WARSAW, Poland – A Polish archbishop has said there is no need to tighten anti-abortion laws by amending the Polish Constitution.
“I’m convinced our constitution protects life decisively enough at this moment,” said Archbishop Tadeusz Goclowski of Gdansk. “The stable situation now created should prompt us not to take actions which could dramatize or complicate things even more.”
The archbishop told Poland’s Catholic information agency, KAI, March 11 that people have the “right to life from conception to natural death – if we want to be Christians, we should never abandon this.”
However, he said that Poland “must be guided by realism, and not let loose some yearning for good which causes a drama.”

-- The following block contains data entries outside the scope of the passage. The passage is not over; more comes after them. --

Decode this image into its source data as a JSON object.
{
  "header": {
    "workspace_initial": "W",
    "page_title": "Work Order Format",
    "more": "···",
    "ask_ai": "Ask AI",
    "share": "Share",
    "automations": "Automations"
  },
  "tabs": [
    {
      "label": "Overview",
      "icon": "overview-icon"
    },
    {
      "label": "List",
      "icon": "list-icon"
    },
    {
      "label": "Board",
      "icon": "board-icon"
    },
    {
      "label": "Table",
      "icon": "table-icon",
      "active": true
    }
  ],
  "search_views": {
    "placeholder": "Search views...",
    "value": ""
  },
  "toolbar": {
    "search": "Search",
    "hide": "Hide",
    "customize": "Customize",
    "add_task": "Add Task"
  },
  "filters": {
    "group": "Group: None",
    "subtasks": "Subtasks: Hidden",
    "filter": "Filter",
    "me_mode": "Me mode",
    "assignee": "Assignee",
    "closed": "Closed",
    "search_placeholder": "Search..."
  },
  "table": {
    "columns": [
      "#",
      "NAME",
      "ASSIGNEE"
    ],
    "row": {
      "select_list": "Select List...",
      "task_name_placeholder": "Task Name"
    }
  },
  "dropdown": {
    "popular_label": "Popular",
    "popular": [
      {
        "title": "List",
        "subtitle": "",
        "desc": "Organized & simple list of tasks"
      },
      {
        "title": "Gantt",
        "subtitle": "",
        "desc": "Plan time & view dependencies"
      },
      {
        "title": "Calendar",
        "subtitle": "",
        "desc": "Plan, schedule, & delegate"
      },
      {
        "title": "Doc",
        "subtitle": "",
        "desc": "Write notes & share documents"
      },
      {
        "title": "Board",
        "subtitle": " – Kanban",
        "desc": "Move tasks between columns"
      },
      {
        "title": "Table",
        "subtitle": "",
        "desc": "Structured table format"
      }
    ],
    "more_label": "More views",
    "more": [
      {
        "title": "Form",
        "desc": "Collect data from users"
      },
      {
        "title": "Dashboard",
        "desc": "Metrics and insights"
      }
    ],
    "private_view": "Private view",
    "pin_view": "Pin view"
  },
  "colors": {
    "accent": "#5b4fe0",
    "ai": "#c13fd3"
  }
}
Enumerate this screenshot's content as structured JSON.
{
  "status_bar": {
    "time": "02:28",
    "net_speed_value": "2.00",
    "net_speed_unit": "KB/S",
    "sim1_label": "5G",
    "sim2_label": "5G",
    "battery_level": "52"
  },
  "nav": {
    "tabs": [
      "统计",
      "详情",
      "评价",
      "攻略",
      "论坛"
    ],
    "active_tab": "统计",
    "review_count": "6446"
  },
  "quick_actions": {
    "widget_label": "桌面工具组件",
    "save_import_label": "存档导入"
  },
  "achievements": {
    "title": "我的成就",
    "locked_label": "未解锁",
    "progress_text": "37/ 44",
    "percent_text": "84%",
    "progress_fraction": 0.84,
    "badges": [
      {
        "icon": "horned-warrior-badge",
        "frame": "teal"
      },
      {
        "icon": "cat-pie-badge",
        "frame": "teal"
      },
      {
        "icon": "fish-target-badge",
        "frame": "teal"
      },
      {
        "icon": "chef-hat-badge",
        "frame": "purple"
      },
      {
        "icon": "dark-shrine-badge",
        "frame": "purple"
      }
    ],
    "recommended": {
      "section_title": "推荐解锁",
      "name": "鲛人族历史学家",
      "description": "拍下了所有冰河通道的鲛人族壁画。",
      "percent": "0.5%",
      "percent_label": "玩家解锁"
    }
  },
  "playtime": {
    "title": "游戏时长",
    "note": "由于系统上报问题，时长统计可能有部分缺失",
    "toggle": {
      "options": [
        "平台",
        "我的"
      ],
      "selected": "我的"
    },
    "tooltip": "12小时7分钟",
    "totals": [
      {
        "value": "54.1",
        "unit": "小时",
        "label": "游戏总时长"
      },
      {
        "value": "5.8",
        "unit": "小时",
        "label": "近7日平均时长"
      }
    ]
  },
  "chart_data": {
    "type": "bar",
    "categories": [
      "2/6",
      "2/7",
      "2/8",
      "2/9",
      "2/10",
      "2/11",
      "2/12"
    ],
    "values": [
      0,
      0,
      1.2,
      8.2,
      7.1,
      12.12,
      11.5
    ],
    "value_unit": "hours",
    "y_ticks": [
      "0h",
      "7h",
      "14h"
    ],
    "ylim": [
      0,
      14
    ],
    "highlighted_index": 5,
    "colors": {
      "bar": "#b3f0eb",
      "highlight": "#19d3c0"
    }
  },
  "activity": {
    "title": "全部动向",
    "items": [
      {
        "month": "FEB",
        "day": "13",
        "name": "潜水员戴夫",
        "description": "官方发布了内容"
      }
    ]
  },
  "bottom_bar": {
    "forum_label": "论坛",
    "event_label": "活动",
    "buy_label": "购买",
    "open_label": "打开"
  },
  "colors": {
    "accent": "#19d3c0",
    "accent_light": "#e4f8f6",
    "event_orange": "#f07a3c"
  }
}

In an interview with Poland’s Radio Zet he said Poland already had “one of the best laws” in Europe restricting abortions and would risk “unleashing a (political) war” if further changes were attempted.
Lawmakers have been preparing to debate a bill in late March to include the right to “life from conception” in the Polish Constitution. Currently, abortions are legal in cases of rape, incest and severe fetal damage, or if a woman’s health is endangered.
Speaking at a Warsaw press conference March 13, Prime Minister Jaroslaw Kaczynski said he doubted the constitutional amendment would gain the necessary two-thirds support when debated in late March.
In a March 8 letter to lawmakers, retired Archbishop Kazimierz Majdanski of Szczecin-Kamien urged politicians to support the amendment and said it would conform to the wishes of Pope John Paul II.
“It’s time for a radical and healthy change in our national mentality toward defending life,” he said. “Let this be a glorious chapter of the current government and Parliament. The value of life has no alternative – it’s the greatest richness of our homeland and the only guarantee for its happy future.”